Role of Plastic Deformation on Elevated Temperature Tribological Behavior of an Al-Mg Alloy (AA5083): A Friction Mapping Approach

Abstract

Friction maps have been developed to explain the behavior of aluminum alloys under dynamic tribological conditions generated by the simultaneous effects of temperature and strain rate. A specially designed tribometer was used to measure the coefficient of friction (COF) of AA5083 strips subjected to sliding with a simultaneous application of tensile strain in the temperature range of 693 K to 818 K (420 °C to 545 °C) and strain rates between 5 × 10⁻³ s⁻¹ and 4 × 10⁻² s⁻¹. The mechanisms of plastic deformation, namely, diffusional flow, grain boundary sliding (GBS), and solute drag (SD), and their operation ranges were identified. Relationships between the bulk deformation mechanism and COF were represented in a unified map by superimposing the regions of dominant deformation mechanisms on the COF map. The change in COF (from 1.0 at 693 K (420 °C) and 1 × 10⁻² s⁻¹ to 2.1 at 818 K (545 °C) and 4 × 10⁻² s⁻¹) was found to be largest in the temperature–strain rate region, where GBS was the dominant deformation mechanism, as a result of increased surface roughness.

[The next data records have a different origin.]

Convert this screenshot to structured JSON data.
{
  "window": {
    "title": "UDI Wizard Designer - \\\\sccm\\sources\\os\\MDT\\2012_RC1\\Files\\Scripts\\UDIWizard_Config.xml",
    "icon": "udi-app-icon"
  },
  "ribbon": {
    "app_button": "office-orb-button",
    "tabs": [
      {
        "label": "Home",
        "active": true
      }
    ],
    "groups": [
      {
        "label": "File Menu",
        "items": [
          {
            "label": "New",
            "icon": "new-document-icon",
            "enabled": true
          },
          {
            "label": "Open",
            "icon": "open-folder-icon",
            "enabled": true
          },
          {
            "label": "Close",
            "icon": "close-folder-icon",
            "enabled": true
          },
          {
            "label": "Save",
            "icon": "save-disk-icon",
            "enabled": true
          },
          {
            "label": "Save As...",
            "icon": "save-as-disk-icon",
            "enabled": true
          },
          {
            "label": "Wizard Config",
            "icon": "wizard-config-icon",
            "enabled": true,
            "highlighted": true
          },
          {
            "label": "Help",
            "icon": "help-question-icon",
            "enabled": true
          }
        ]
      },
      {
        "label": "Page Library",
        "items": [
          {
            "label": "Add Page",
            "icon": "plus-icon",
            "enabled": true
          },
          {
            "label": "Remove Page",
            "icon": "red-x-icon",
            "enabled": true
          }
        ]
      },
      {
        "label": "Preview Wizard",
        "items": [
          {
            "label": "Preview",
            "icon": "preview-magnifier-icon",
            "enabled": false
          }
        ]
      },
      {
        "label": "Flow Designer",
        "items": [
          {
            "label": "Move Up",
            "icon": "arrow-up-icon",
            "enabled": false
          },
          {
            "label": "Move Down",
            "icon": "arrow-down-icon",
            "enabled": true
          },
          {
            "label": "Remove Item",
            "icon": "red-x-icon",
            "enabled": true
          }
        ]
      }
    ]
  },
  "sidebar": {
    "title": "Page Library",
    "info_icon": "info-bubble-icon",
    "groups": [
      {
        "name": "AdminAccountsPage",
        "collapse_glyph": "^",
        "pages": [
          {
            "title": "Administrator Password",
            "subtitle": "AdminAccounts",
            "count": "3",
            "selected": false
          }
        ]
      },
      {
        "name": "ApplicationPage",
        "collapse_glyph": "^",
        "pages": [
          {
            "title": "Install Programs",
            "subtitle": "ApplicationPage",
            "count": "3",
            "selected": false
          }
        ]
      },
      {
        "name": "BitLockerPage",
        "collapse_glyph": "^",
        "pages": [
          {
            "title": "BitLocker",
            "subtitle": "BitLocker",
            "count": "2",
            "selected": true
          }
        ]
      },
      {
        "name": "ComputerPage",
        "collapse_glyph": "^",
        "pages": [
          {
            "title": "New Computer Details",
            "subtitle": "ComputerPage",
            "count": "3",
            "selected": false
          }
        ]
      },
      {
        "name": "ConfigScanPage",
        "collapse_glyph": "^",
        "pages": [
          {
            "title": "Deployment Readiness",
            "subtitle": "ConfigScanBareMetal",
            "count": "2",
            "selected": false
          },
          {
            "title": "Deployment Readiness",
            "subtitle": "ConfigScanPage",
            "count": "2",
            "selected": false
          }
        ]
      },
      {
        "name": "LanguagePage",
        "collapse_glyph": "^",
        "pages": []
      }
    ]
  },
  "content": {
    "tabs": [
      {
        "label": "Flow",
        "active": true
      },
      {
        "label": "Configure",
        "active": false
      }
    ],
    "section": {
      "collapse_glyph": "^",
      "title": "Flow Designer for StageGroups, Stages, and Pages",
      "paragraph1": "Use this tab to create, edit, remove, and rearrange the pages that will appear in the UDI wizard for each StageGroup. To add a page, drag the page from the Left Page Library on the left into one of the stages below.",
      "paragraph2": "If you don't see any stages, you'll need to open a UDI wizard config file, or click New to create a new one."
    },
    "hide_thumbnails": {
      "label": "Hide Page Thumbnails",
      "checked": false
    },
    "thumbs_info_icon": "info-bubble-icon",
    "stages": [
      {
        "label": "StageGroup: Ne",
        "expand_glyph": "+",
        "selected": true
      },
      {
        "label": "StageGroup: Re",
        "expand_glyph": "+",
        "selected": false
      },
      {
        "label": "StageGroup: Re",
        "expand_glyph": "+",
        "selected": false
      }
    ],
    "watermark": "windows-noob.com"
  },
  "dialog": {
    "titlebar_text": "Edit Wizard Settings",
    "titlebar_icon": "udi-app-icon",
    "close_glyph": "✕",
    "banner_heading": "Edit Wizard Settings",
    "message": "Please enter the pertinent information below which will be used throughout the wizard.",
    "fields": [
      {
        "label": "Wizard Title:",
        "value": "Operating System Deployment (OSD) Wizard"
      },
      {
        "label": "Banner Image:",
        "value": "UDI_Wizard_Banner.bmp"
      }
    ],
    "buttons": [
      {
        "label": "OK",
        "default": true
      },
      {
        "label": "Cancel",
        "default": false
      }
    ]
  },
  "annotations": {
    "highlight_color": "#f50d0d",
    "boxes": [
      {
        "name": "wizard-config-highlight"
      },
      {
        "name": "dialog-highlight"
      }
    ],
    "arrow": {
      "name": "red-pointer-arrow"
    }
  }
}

The role of bulk deformation mechanisms on the evolution of the surface oxide layer damage was also examined.

Appendix

General creep equation:

$$ \dot{\varepsilon } = A\left( {{\frac{\sigma }{E}}} \right)^{n} \exp \left( { - \frac{Q}{RT}} \right) $$

(A1)

where A is the material constant, σ is the flow stress, n is the stress exponent, E is the temperature-compensated Young’s modulus, Q is the activation energy for deformation, and R is the universal gas constant.

Diffusional flow creep:

$$ \dot{\varepsilon } = k_{1} \left( {{\frac{{D_{L} }}{{d^{2} }}}} \right)\left( {{\frac{{Eb^{3} }}{kT}}} \right)\left( {{\frac{\sigma }{E}}} \right)\quad \left( {{\text{lattice}}\,{\text{diffusion}}} \right) $$

(A2)

$$ \dot{\varepsilon } = k_{2} \left( {{\frac{{D_{gb} }}{{d^{2} }}}} \right)\left( {{\frac{{Eb^{3} }}{kT}}} \right)\left( {{\frac{\sigma }{E}}} \right)\quad \left( {{\text{grain}}\,{\text{boundary}}\,{\text{diffusion}}} \right) $$

(A3)

SD creep:

$$ \dot{\varepsilon } = k_{3} \left( {{\frac{{D_{s} }}{{{{b}}^{2} }}}} \right)\left( {{\frac{\sigma }{E}}} \right)^{3} $$

(A4)

GBS:

$$ \dot{\varepsilon } = k_{4} \left( {{\frac{{D_{L} }}{{d^{2} }}}} \right)\left( {{\frac{\sigma }{E}}} \right)^{2} \quad \left( {{\text{lattice}}\,{\text{diffusion}}\,{\text{controlled}}} \right) $$

(A5)

$$ \dot{\varepsilon } = k_{5} \left( {{\frac{{D_{gb} {{b}}}}{{d^{3} }}}} \right)\left( {{\frac{\sigma }{E}}} \right)^{2} \quad \left( {{\text{boundary}}\,{\text{diffusion}}\,{\text{controlled}}} \right) $$

(A6)

For Eqs. [A2] through [A6], D _L is the lattice diffusion coefficient, D _gb is the GB diffusion coefficient and D _s is the solute atom diffusion coefficient, b is the Burgers vector, d is the grain size, E is the temperature compensated Young’s modulus, k is the Boltzmann’s constant, and k ₁ through k ₅ are material constants.